Chair: Marged Haycock
Although Mediaeval Latin was a language that was the mother tongue of no one, Latin’s vitality lived in its evolving offspring, the Romance languages, which were spoken by a large proportion of the population of mediaeval Europe, and the development of Continental mediaeval Latinity reflects the Romance vernaculars that Latin authors spoke. In the Celtic-speaking countries, which also used Latin as a written and liturgical language of prestige, other vernaculars dominated. Nevertheless, Celtic Latinity certainly did not exist in isolation, and it was therefore not immune from international Romance-influenced trends in Latin in the first millennium; and the spread of Old French as a language of prestige in Brittany, and then in our Islands, later expanded this influence. This paper examines the spread of Romance vocabulary and usage in the Latin-language literature of Ireland, Scotland, Wales, Man, and Brittany.
Over the past two generations, scholars of Manx including Thomson, Broderick and Lewin have worked patiently to rehabilitate scholarly appreciation of traditional Manx as a fully valid Gaelic language; it was not merely an aberrant version of the tongues known from Ireland and Scotland, nor had it lost its integrity through anglicization (as O'Rahilly and others scornfully suggested). The question is now whether the Island's extant latinity deserves an analogous reappraisal. Since the Dictionary of Medieval Latin from Celtic Sources (DMLCS) project adopted into its corpus the Manx synodal statutes of the 13th/14th centuries, the choice of wording found therein has repeatedly turned out to be different from that selected for parallel ecclesiastical legislation elsewhere, even when the intended meaning was similar. This shows up in the semantics of specific items of vocabulary but also, most strikingly, in these texts' readiness to use rare Latin words, including ones apparently unique to Mann. The paper will apply DMLCS methods of systematic word-searching and analysis to Cheney's definitive 1984 edition in an attempt to determine just what philological position the Statutes occupy within the spectrum of Celtic and wider medieval latinity.
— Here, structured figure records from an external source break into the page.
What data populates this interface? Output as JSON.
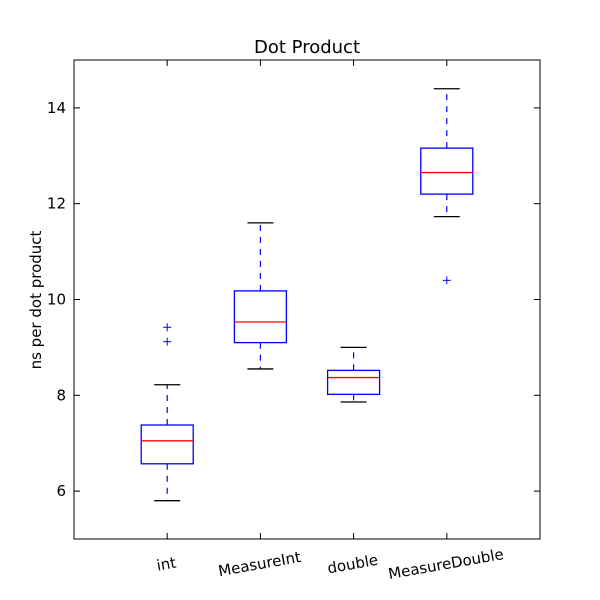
{
  "chart_data": {
    "type": "box",
    "title": "Dot Product",
    "xlabel": "",
    "ylabel": "ns per dot product",
    "ylim": [
      5,
      15
    ],
    "yticks": [
      6,
      8,
      10,
      12,
      14
    ],
    "categories": [
      "int",
      "MeasureInt",
      "double",
      "MeasureDouble"
    ],
    "boxes": [
      {
        "whisker_low": 5.8,
        "q1": 6.57,
        "median": 7.05,
        "q3": 7.38,
        "whisker_high": 8.22,
        "outliers": [
          9.12,
          9.42
        ]
      },
      {
        "whisker_low": 8.55,
        "q1": 9.1,
        "median": 9.53,
        "q3": 10.18,
        "whisker_high": 11.6,
        "outliers": []
      },
      {
        "whisker_low": 7.86,
        "q1": 8.02,
        "median": 8.37,
        "q3": 8.52,
        "whisker_high": 9.0,
        "outliers": []
      },
      {
        "whisker_low": 11.73,
        "q1": 12.2,
        "median": 12.65,
        "q3": 13.16,
        "whisker_high": 14.4,
        "outliers": [
          10.4
        ]
      }
    ],
    "colors": {
      "box": "#0000ff",
      "median": "#ff0000",
      "whisker": "#0000ff",
      "cap": "#000000",
      "outlier": "#0000ff"
    },
    "grid": false,
    "legend": "none"
  }
}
In the course of the last few years, the ongoing revision of the Oxford English Dictionary has dealt with a variety of aspects of the Celtic world, including the entries for GAELIC, GOIDELIC, and similar words relating to the Celtic languages and culture of Scotland, Ireland, and the Isle of Man.
This paper will share some of the results of the underlying research, focussing on the emergence of the English word Gaelic in the early modern period (as well as the related concept of the Gael), and on the later development of linguistic terminology, with words like Gadhelic and Goidelic. It will look at aspects of spoken and written transmission in both contexts and how these shaped the spelling and pronunciation of the modern words. It will close with a look at the interaction of these with other English names for Goidelic languages, such as Erse and Irish, at various times.